Somebody breaking into the shed and stealing that old broken Toyota diff lock actuator I *swear* I'm going to fix at some point and maybe a shovel? Please.

This is why I think there might be a security floor for critical applications, but it should be the user's choice if they really want full 2FA+ with smartphones, biometry, and social security number verification for their random account on once-a-month-visited social network for cats.

Just because I understand precisely why companies do it doesn't mean I need to be happy with it, does it?

By the same logic, you could justify companies tracking their users and selling their personal information: It makes money, and making money is an important part of running a business!

Or: "Robocalls with fraudulent caller-IDs make perfect sense for the companies doing them..."
>(2) because few people are going to have access to 100 different phone numbers

There's a plethora of sms verification providers where you can pay a trivial amount (eg. 50 cents) per verification, and have tens/hundreds of phone numbers available.
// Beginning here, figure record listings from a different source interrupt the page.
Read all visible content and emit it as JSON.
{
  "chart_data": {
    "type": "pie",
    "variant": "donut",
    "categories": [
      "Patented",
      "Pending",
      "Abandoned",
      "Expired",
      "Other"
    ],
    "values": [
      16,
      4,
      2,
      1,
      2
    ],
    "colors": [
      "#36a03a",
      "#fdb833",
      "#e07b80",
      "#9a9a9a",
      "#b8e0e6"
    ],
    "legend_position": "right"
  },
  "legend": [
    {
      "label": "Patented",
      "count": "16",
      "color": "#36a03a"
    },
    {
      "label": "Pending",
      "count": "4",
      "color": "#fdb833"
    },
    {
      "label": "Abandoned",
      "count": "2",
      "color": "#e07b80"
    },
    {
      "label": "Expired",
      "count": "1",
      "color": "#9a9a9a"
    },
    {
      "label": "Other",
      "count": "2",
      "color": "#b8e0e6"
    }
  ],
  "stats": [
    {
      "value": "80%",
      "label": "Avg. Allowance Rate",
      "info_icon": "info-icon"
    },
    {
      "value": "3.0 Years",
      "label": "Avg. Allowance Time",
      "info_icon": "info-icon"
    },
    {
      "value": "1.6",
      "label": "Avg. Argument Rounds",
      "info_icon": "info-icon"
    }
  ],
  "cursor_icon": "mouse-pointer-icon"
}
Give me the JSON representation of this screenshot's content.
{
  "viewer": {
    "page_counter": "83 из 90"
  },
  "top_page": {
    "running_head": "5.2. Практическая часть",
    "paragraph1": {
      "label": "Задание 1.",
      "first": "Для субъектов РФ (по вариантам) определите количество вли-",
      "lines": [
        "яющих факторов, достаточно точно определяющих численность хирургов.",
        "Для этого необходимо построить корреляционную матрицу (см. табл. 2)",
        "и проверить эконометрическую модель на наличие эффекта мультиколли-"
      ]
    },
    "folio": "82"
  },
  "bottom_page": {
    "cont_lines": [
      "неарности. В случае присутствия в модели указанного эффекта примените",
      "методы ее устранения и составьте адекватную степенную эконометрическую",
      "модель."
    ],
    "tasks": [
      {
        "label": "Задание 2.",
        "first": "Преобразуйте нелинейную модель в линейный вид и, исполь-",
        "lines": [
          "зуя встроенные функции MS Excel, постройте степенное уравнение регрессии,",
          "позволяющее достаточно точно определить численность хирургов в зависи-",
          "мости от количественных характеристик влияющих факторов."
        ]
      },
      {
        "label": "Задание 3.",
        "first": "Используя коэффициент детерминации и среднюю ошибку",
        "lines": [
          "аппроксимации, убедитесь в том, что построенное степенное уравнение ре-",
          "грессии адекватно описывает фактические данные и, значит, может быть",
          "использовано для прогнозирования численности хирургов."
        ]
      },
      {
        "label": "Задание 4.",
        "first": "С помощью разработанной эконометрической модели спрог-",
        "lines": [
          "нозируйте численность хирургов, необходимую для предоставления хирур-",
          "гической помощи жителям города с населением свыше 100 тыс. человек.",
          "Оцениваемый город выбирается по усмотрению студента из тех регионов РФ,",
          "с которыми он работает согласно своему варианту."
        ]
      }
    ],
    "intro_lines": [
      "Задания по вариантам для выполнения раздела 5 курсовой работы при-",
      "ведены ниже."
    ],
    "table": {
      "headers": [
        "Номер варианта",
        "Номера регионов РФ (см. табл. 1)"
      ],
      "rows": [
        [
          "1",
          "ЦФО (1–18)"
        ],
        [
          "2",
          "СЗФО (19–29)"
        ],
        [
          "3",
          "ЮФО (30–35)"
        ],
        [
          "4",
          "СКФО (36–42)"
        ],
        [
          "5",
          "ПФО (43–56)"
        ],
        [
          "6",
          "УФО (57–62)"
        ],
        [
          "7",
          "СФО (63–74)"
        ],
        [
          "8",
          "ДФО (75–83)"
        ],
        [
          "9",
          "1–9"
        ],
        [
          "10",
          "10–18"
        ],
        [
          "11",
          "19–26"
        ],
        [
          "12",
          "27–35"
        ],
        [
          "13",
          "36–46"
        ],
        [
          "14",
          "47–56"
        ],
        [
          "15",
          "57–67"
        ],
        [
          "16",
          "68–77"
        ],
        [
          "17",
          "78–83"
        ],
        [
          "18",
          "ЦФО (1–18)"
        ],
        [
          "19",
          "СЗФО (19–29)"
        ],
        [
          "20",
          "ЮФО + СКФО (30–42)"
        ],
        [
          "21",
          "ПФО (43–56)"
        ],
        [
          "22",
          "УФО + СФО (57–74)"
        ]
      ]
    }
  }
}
This isn't stopping anyone who's mildly determined.

> There's a plethora of sms verification providers where you can pay a trivial amount (eg. 50 cents) per verification, and have tens/hundreds of phone numbers available. This isn't stopping anyone who's mildly determined.

But that's the point: If you're really determined, nothing's gonna stop you.

How much on the freedom vs. restriction scale do you want to get pushed to the right for "security" before it's too much? Or is it okay, because it's not inconvenient to you?